Travel plans for pupils and work with employers to encourage greener travel, e-scooter trials and green living walls are amongst the initiatives helping improve air quality in Staffordshire.
Staffordshire County Council has been reminding residents that by working together and by making small changes Staffordshire can be greener, air quality will improve and reduce the impact on the environment.
Working with the authority’s School Travel Team, over 2000 pupils from 15 schools are learning about what can be done to improve air quality. Reducing car journeys to school, encouraging more walking, cycling or scootering, as well as persuading drivers not to leave their engines running when parked up are amongst the activities.
Hundreds of employers have already signed up to a scheme to improve air quality. An exciting SIMULATE Live Labs project, being funded by the Department for Transport, is also exploring projects, including the installation of living walls to help reduce pollution and looking at the future demand for electric car charging points. Additionally, E-scooter trials are taking place in Stafford and Newcastle-under-Lyme, with riders being allowed to legally ride on the roads when using the official scooters.
The county council is committed to achieving net zero carbon emissions by 2050.
David Williams, Staffordshire County Council’s Cabinet member for Transport and Highways, said: “Air pollution is a problem for everyone and can cause many health issues but by working together, we can make a real difference. Most air pollution comes from vehicles on our most congested main roads and outside schools, which is why we are focusing on working with schools in the worst affected areas to educate parents and help them choose a more sustainable and less polluting mode of transport.
“Through our Air Aware campaign that we launched in 2019, we’ve been raising awareness and encouraging people to take responsibility and make one small change. This could involve travelling differently to school once a week or turning off the car engine when stationary. By walking or cycling to work and school, we can not only improve our health through exercise, but can limit air pollution all at the same time.

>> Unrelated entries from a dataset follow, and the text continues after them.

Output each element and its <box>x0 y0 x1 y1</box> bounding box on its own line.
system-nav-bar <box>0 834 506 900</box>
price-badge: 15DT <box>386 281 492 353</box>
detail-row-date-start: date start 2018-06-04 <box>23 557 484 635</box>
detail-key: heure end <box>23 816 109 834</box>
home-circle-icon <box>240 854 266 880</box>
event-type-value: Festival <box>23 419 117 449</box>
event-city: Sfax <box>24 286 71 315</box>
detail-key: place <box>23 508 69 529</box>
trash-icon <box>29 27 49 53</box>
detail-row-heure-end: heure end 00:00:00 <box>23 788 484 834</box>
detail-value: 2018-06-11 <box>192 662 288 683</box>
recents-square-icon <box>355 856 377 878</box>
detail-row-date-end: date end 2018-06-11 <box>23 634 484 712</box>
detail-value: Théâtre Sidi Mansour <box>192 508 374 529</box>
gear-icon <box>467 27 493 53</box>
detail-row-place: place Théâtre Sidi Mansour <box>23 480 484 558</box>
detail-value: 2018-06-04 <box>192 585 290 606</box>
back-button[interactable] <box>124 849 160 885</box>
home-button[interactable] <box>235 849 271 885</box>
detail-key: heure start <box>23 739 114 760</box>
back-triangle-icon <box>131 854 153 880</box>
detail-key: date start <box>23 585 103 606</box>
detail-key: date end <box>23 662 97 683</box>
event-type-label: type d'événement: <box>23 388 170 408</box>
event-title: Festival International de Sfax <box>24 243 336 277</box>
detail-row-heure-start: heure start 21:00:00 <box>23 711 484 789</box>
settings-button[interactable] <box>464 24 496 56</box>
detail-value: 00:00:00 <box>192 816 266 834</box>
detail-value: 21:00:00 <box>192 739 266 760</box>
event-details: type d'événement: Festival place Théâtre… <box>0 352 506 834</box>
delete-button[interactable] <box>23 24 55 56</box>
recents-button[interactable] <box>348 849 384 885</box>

“Small actions, when they come together, make a big difference. If we all do our bit to make Staffordshire sustainable, we will breathe cleaner air, create greener communities and make Staffordshire a healthier place to live and work.”
Schools taking part in the Air Aware campaign include:
Christchurch Primary, Burton
Horninglow Primary, Burton
Heath Hayes Academy, Cannock
Five Ways Primary, Cannock
Gorsemoor Primary Cannock
St Thomas CoE Primary, Newcastle-under-Lyme
Hassell Community Primary, Newcastle-under-Lyme
St Margaret’s Junior, Newcastle-under-Lyme
Ellison Primary, Newcastle-under-Lyme
St Wulstan’s CP, Newcastle-under-Lyme
Westwood First, Leek
St Edward’s Middle, Leek
Beresford Memorial CoE First School, Leek
Churnet View Middle, Leek
All Saints First, Leek
Pupils at Christchurch Primary in Burton are also supporting Clean Air Day and raising awareness of the risks of air pollution. Armed with banners and megaphones, they have been encouraging parents to use less polluting and more sustainable travel, such as walking, cycling and scootering.
Backed up by the county council’s School Travel Team, the children also spoke to drivers about switching off their engines when parked up outside the school.
During a day of lessons about the environment and reducing pollution, the pupils also took a short walking trip to one of the Green Living Wall experiments at Shobnal roundabout, installed as part of the live labs project. Here they received a talk on how the wall works to reduce pollution, in preparation for making their own wall at the school later in the year.
Mr Lee Archer, Deputy Headteacher at the school, said: “We are really pleased to be involved in the campaign and the children are really determined to make a difference. Improving air quality outside the school is one of our top priorities and the more we can make people aware of it the better. We’ve been working closely with the county council’s School Travel Team and the children have been doing a great job to raise awareness amongst parents. They have also been talking to parents and encouraging drivers to turn their engines off when parked up near the school.”
It is estimated that around 390 deaths per year are attributable to poor air quality in Staffordshire every year.
Staffordshire County Council is one of 16 nationally to receive funding from the Government for improvement work and is working with its districts and boroughs, as well as Stoke-on-Trent City Council and Highways England.